This section of the report presents maps of several elements on a county-by-county basis in the
conterminous states. Included are elements of importance to environmental studies and major
elements. The mean and standard deviation of each element was calculated for each county.
This was done on the basis of gridded maps (see separate description), which
are interpolations of the original point data. The calculations were done using the "zonal statistics" function
of the Spatial Analyst extension to ESRI's ArcMap 9.2 program, which averaged the
concentration of each element at each pixel of the geochemical grid contained within each county.
Ideally, the statistic that should have been used here would be the median
instead of the mean. This was not possible with software available at the
time this report was prepared. However, a customized routine to calculate
more sophisticated statistics has now been developed, and the results will
appear in future releases of this report.
The results of the calculations are displayed as a series of index maps, where counties are shaded according to
the relative concentrations of the elements.

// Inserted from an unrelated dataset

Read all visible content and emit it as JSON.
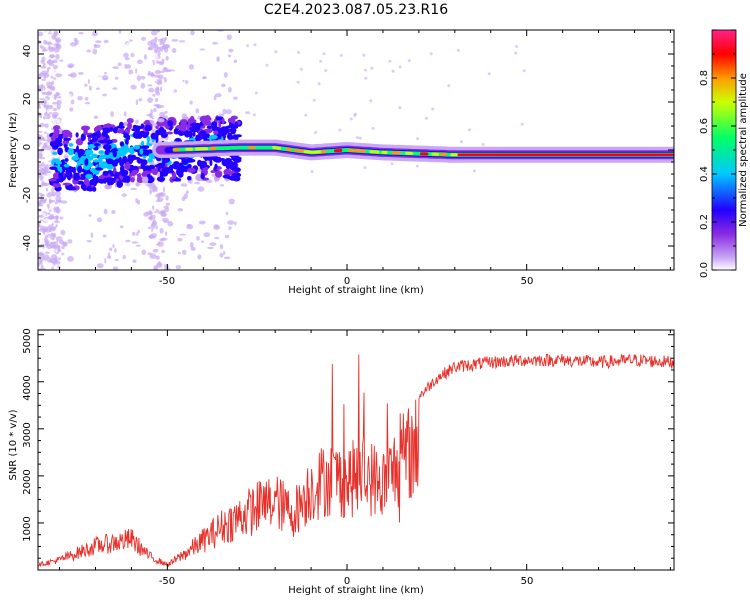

Clicking on an index map will zoom to that area of the country.
Holding the mouse over any county in the zoomed map will reveal the mean concentration of the element in the county.

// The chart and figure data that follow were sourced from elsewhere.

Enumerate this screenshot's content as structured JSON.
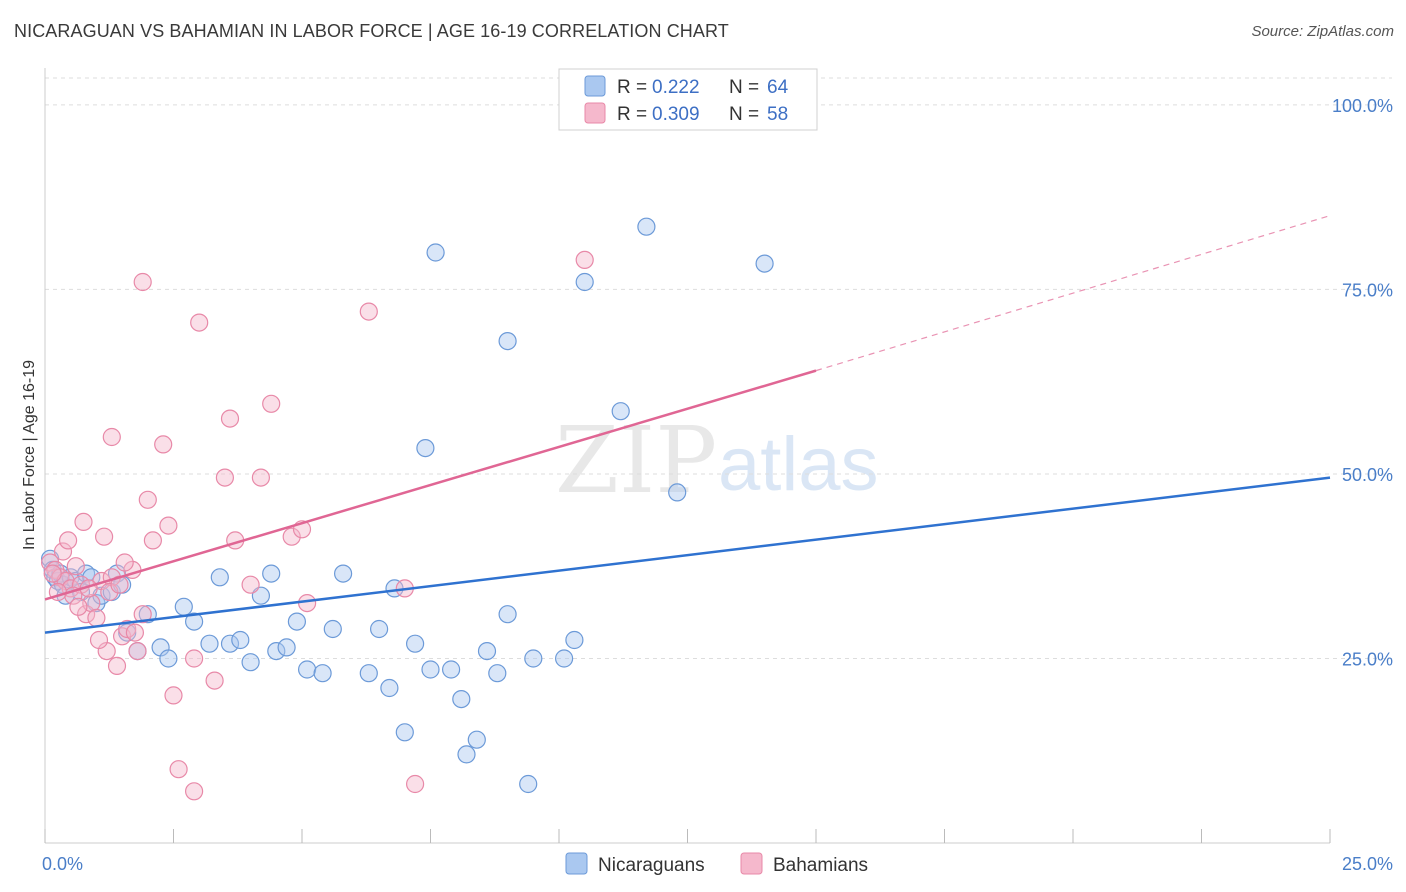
{
  "title": "NICARAGUAN VS BAHAMIAN IN LABOR FORCE | AGE 16-19 CORRELATION CHART",
  "source": "Source: ZipAtlas.com",
  "watermark": {
    "zip": "ZIP",
    "atlas": "atlas"
  },
  "colors": {
    "blue_fill": "#aac8f0",
    "blue_stroke": "#6c9ad8",
    "blue_line": "#2f72d0",
    "pink_fill": "#f5b8cc",
    "pink_stroke": "#e889a8",
    "pink_line": "#e06694",
    "grid": "#dddddd",
    "tick_text": "#4a7ec8"
  },
  "legend": {
    "rows": [
      {
        "r_label": "R =",
        "r_value": "0.222",
        "n_label": "N =",
        "n_value": "64"
      },
      {
        "r_label": "R =",
        "r_value": "0.309",
        "n_label": "N =",
        "n_value": "58"
      }
    ]
  },
  "chart_data": {
    "type": "scatter",
    "xlabel": "",
    "ylabel": "In Labor Force | Age 16-19",
    "xlim": [
      0,
      25
    ],
    "ylim": [
      0,
      105
    ],
    "x_tick_labels": [
      {
        "value": 0,
        "label": "0.0%"
      },
      {
        "value": 25,
        "label": "25.0%"
      }
    ],
    "y_tick_labels": [
      {
        "value": 25,
        "label": "25.0%"
      },
      {
        "value": 50,
        "label": "50.0%"
      },
      {
        "value": 75,
        "label": "75.0%"
      },
      {
        "value": 100,
        "label": "100.0%"
      }
    ],
    "grid": true,
    "legend_position": "top-center",
    "series": [
      {
        "name": "Nicaraguans",
        "color": "#aac8f0",
        "trend": {
          "x": [
            0,
            25
          ],
          "y": [
            28.5,
            49.5
          ],
          "dashed_to": null
        },
        "points": [
          {
            "x": 0.1,
            "y": 38.5
          },
          {
            "x": 0.15,
            "y": 37
          },
          {
            "x": 0.2,
            "y": 36
          },
          {
            "x": 0.25,
            "y": 35.5
          },
          {
            "x": 0.3,
            "y": 36.5
          },
          {
            "x": 0.35,
            "y": 35
          },
          {
            "x": 0.4,
            "y": 33.5
          },
          {
            "x": 0.5,
            "y": 36
          },
          {
            "x": 0.6,
            "y": 35.5
          },
          {
            "x": 0.7,
            "y": 34
          },
          {
            "x": 0.8,
            "y": 36.5
          },
          {
            "x": 0.9,
            "y": 36
          },
          {
            "x": 1.0,
            "y": 32.5
          },
          {
            "x": 1.1,
            "y": 33.5
          },
          {
            "x": 1.3,
            "y": 34
          },
          {
            "x": 1.4,
            "y": 36.5
          },
          {
            "x": 1.5,
            "y": 35
          },
          {
            "x": 1.6,
            "y": 28.5
          },
          {
            "x": 1.8,
            "y": 26
          },
          {
            "x": 2.0,
            "y": 31
          },
          {
            "x": 2.25,
            "y": 26.5
          },
          {
            "x": 2.4,
            "y": 25
          },
          {
            "x": 2.7,
            "y": 32
          },
          {
            "x": 2.9,
            "y": 30
          },
          {
            "x": 3.2,
            "y": 27
          },
          {
            "x": 3.4,
            "y": 36
          },
          {
            "x": 3.6,
            "y": 27
          },
          {
            "x": 3.8,
            "y": 27.5
          },
          {
            "x": 4.0,
            "y": 24.5
          },
          {
            "x": 4.2,
            "y": 33.5
          },
          {
            "x": 4.4,
            "y": 36.5
          },
          {
            "x": 4.5,
            "y": 26
          },
          {
            "x": 4.7,
            "y": 26.5
          },
          {
            "x": 4.9,
            "y": 30
          },
          {
            "x": 5.1,
            "y": 23.5
          },
          {
            "x": 5.4,
            "y": 23
          },
          {
            "x": 5.6,
            "y": 29
          },
          {
            "x": 5.8,
            "y": 36.5
          },
          {
            "x": 6.3,
            "y": 23
          },
          {
            "x": 6.5,
            "y": 29
          },
          {
            "x": 6.7,
            "y": 21
          },
          {
            "x": 6.8,
            "y": 34.5
          },
          {
            "x": 7.0,
            "y": 15
          },
          {
            "x": 7.2,
            "y": 27
          },
          {
            "x": 7.5,
            "y": 23.5
          },
          {
            "x": 7.9,
            "y": 23.5
          },
          {
            "x": 7.4,
            "y": 53.5
          },
          {
            "x": 7.6,
            "y": 80
          },
          {
            "x": 8.1,
            "y": 19.5
          },
          {
            "x": 8.2,
            "y": 12
          },
          {
            "x": 8.4,
            "y": 14
          },
          {
            "x": 8.6,
            "y": 26
          },
          {
            "x": 8.8,
            "y": 23
          },
          {
            "x": 9.0,
            "y": 31
          },
          {
            "x": 9.0,
            "y": 68
          },
          {
            "x": 9.5,
            "y": 25
          },
          {
            "x": 9.4,
            "y": 8
          },
          {
            "x": 10.1,
            "y": 25
          },
          {
            "x": 10.3,
            "y": 27.5
          },
          {
            "x": 10.5,
            "y": 76
          },
          {
            "x": 11.2,
            "y": 58.5
          },
          {
            "x": 11.7,
            "y": 83.5
          },
          {
            "x": 12.3,
            "y": 47.5
          },
          {
            "x": 14.0,
            "y": 78.5
          }
        ]
      },
      {
        "name": "Bahamians",
        "color": "#f5b8cc",
        "trend": {
          "x": [
            0,
            15
          ],
          "y": [
            33,
            64
          ],
          "dashed_to": {
            "x": 25,
            "y": 85
          }
        },
        "points": [
          {
            "x": 0.1,
            "y": 38
          },
          {
            "x": 0.2,
            "y": 37
          },
          {
            "x": 0.3,
            "y": 36
          },
          {
            "x": 0.4,
            "y": 35.5
          },
          {
            "x": 0.5,
            "y": 34.5
          },
          {
            "x": 0.6,
            "y": 37.5
          },
          {
            "x": 0.7,
            "y": 35
          },
          {
            "x": 0.8,
            "y": 31
          },
          {
            "x": 0.9,
            "y": 32.5
          },
          {
            "x": 1.0,
            "y": 30.5
          },
          {
            "x": 1.1,
            "y": 35.5
          },
          {
            "x": 1.2,
            "y": 26
          },
          {
            "x": 1.3,
            "y": 36
          },
          {
            "x": 1.4,
            "y": 24
          },
          {
            "x": 1.5,
            "y": 28
          },
          {
            "x": 1.6,
            "y": 29
          },
          {
            "x": 1.7,
            "y": 37
          },
          {
            "x": 1.8,
            "y": 26
          },
          {
            "x": 1.9,
            "y": 31
          },
          {
            "x": 2.0,
            "y": 46.5
          },
          {
            "x": 2.1,
            "y": 41
          },
          {
            "x": 2.3,
            "y": 54
          },
          {
            "x": 2.4,
            "y": 43
          },
          {
            "x": 2.5,
            "y": 20
          },
          {
            "x": 2.6,
            "y": 10
          },
          {
            "x": 2.9,
            "y": 7
          },
          {
            "x": 2.9,
            "y": 25
          },
          {
            "x": 3.0,
            "y": 70.5
          },
          {
            "x": 3.3,
            "y": 22
          },
          {
            "x": 3.5,
            "y": 49.5
          },
          {
            "x": 3.7,
            "y": 41
          },
          {
            "x": 4.0,
            "y": 35
          },
          {
            "x": 4.2,
            "y": 49.5
          },
          {
            "x": 4.4,
            "y": 59.5
          },
          {
            "x": 4.8,
            "y": 41.5
          },
          {
            "x": 5.0,
            "y": 42.5
          },
          {
            "x": 5.1,
            "y": 32.5
          },
          {
            "x": 1.3,
            "y": 55
          },
          {
            "x": 1.9,
            "y": 76
          },
          {
            "x": 3.6,
            "y": 57.5
          },
          {
            "x": 6.3,
            "y": 72
          },
          {
            "x": 7.0,
            "y": 34.5
          },
          {
            "x": 7.2,
            "y": 8
          },
          {
            "x": 10.5,
            "y": 79
          },
          {
            "x": 0.35,
            "y": 39.5
          },
          {
            "x": 0.45,
            "y": 41
          },
          {
            "x": 0.75,
            "y": 43.5
          },
          {
            "x": 1.15,
            "y": 41.5
          },
          {
            "x": 0.55,
            "y": 33.5
          },
          {
            "x": 0.65,
            "y": 32
          },
          {
            "x": 1.05,
            "y": 27.5
          },
          {
            "x": 1.25,
            "y": 34
          },
          {
            "x": 1.45,
            "y": 35
          },
          {
            "x": 1.75,
            "y": 28.5
          },
          {
            "x": 0.15,
            "y": 36.5
          },
          {
            "x": 0.25,
            "y": 34
          },
          {
            "x": 0.85,
            "y": 34.5
          },
          {
            "x": 1.55,
            "y": 38
          }
        ]
      }
    ]
  }
}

Clicking on the county will allow the actual data within the county to be
examined and downloaded.
[These are the only elements available at this time]

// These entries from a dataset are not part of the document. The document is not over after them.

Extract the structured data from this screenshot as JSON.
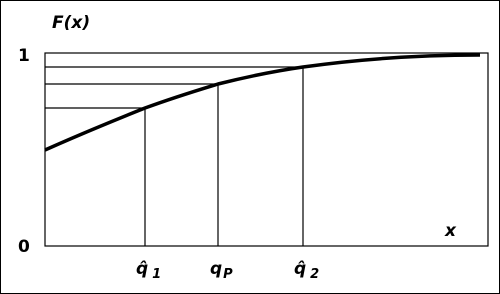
{
  "y_axis_label": "F(x)",
  "x_axis_label": "x",
  "y_labels": [
    "1",
    "0"
  ],
  "x_labels": [
    {
      "symbol": "q̂",
      "subscript": "1"
    },
    {
      "symbol": "q",
      "subscript": "P"
    },
    {
      "symbol": "q̂",
      "subscript": "2"
    }
  ]
}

Download a file of all county-by-county averages (30 Sept 2008; 1.71 mb):
The calculation that was done does NOT simply average the concentrations of samples that plot within
a given county. Pixels in a gridded map are influenced by all sample-points in their vicinity,
without regard to county borders (i.e., the grid points are interpolated). For this reason, averages are given for
some counties that do not actually contain samples in the NGS. In addition, some averages given for large counties may be based
on data that only covers a fraction of the area and may not be representative of the entire county. It is left as an exercise
for the user to evaluate how well a particular county average represents the entire area by examining the actual point-data for
the county of interest and surrounding regions.
Geochemical trends are not influenced by county or other political
borders. They are mainly the product of natural processes, in some
places overprinted by anthropogenic contamination. Large counties
almost always span several heterogeneous geochemical provinces, and thus a
county-wide average for an element may not actually represent the
concentration of that element anywhere in the county. The user should
use caution, and, again, should always examine the actual point data to gain
a better understanding of local variability.
All sample media have been combined to make these calculations. In some
areas, there may be statistical differences between media for some
elements. Point data should be examined to evaluate this possibility
in any area of interest to the user.